La Sala estima que debe existir correspondencia entre los factores respecto de los que se hacen aportes y sobre los que se ordena realizar la liquidación de la pensión, debiendo existir identidad entre unos y otros y si, en casos como en presente, no se efectuó la cotización respecto de todos ellos, se debe hacer el descuento correspondiente, al momento de pagar las diferencias que surjan de la nueva liquidación, pues ello permite la sostenibilidad del sistema pensional. En las anteriores condiciones, se ordenará adicionar en tal sentido la providencia recurrida.

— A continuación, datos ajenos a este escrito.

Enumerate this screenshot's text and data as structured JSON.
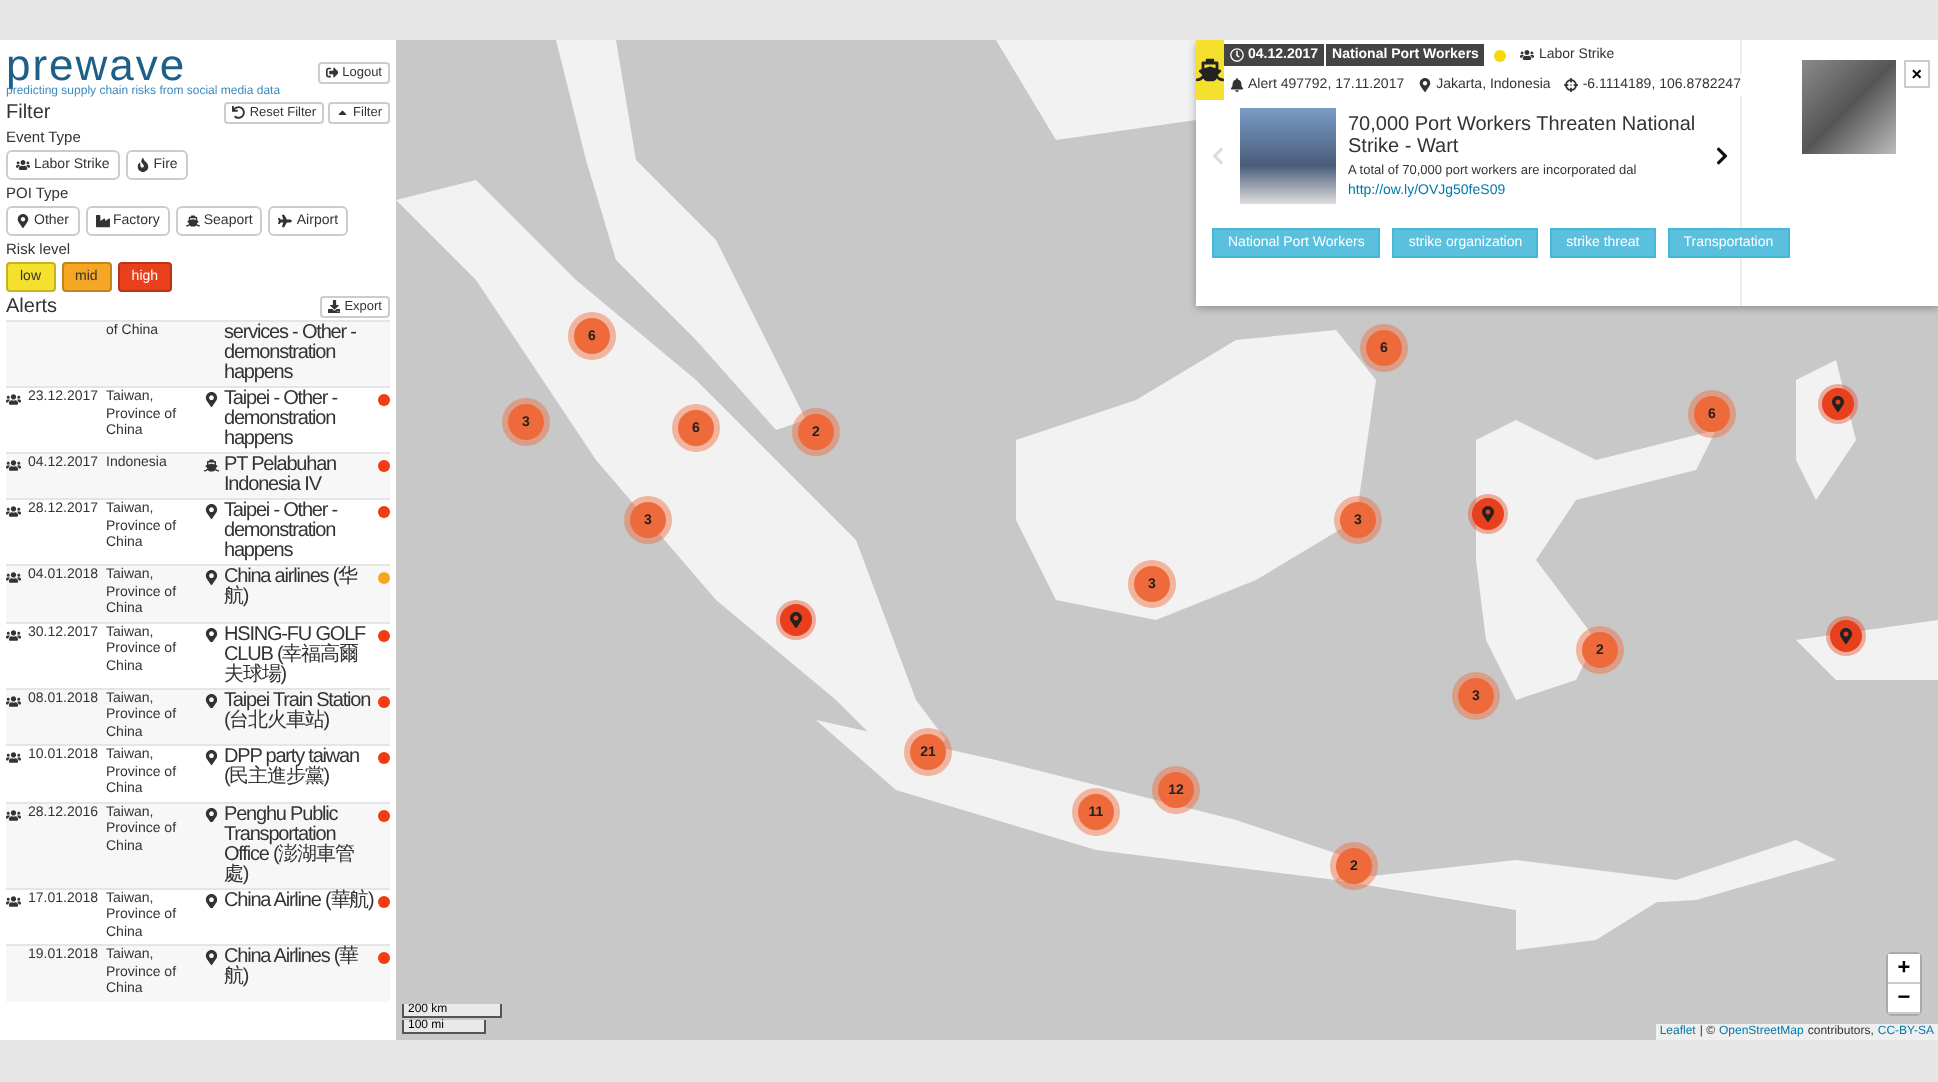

En mérito de lo expuesto, el Consejo de Estado, Sala de lo Contencioso Administrativo, Sección Segunda, Subsección “A”, administrando justicia en nombre de la República y por autoridad de la ley,

FALLA:

Adiciónase el numeral 4º de la sentencia proferida por el Tribunal Administrativo del Valle del Cauca el 5 de noviembre de 2010 que accedió a las pretensiones de la demanda en el proceso promovido por Luz Daris Portocarrero Reina contra la Caja Nacional de Previsión Social, así:

Sobre los nuevos factores a tener en cuenta para el reconocimiento de la liquidación de la pensión de sobrevivientes reconocida a la señora Luz Daris Portocarrero Reina, la Caja Nacional de Previsión Social deberá realizar los descuentos por concepto de aportes destinados para el sistema de seguridad social en salud. Así mismo, sobre los nuevos factores a tener en cuenta en la respectiva liquidación de la pensión, deberán realizarse los descuentos por concepto de los aportes que no se hubieran efectuado al sistema general de pensiones, de conformidad con lo manifestado en las consideraciones.

CONFÍRMASE en lo demás la providencia recurrida.

Devuélvase el expediente al tribunal de origen.

Cópiese, notifíquese y cúmplase.

(1) 1º de abril de 1994.

(2) Corte Constitucional, Sentencia C-789 de 2002, M.P. Dr. Rodrigo Escobar Gil.

(3) C-168 de 1995, Corte Constitucional.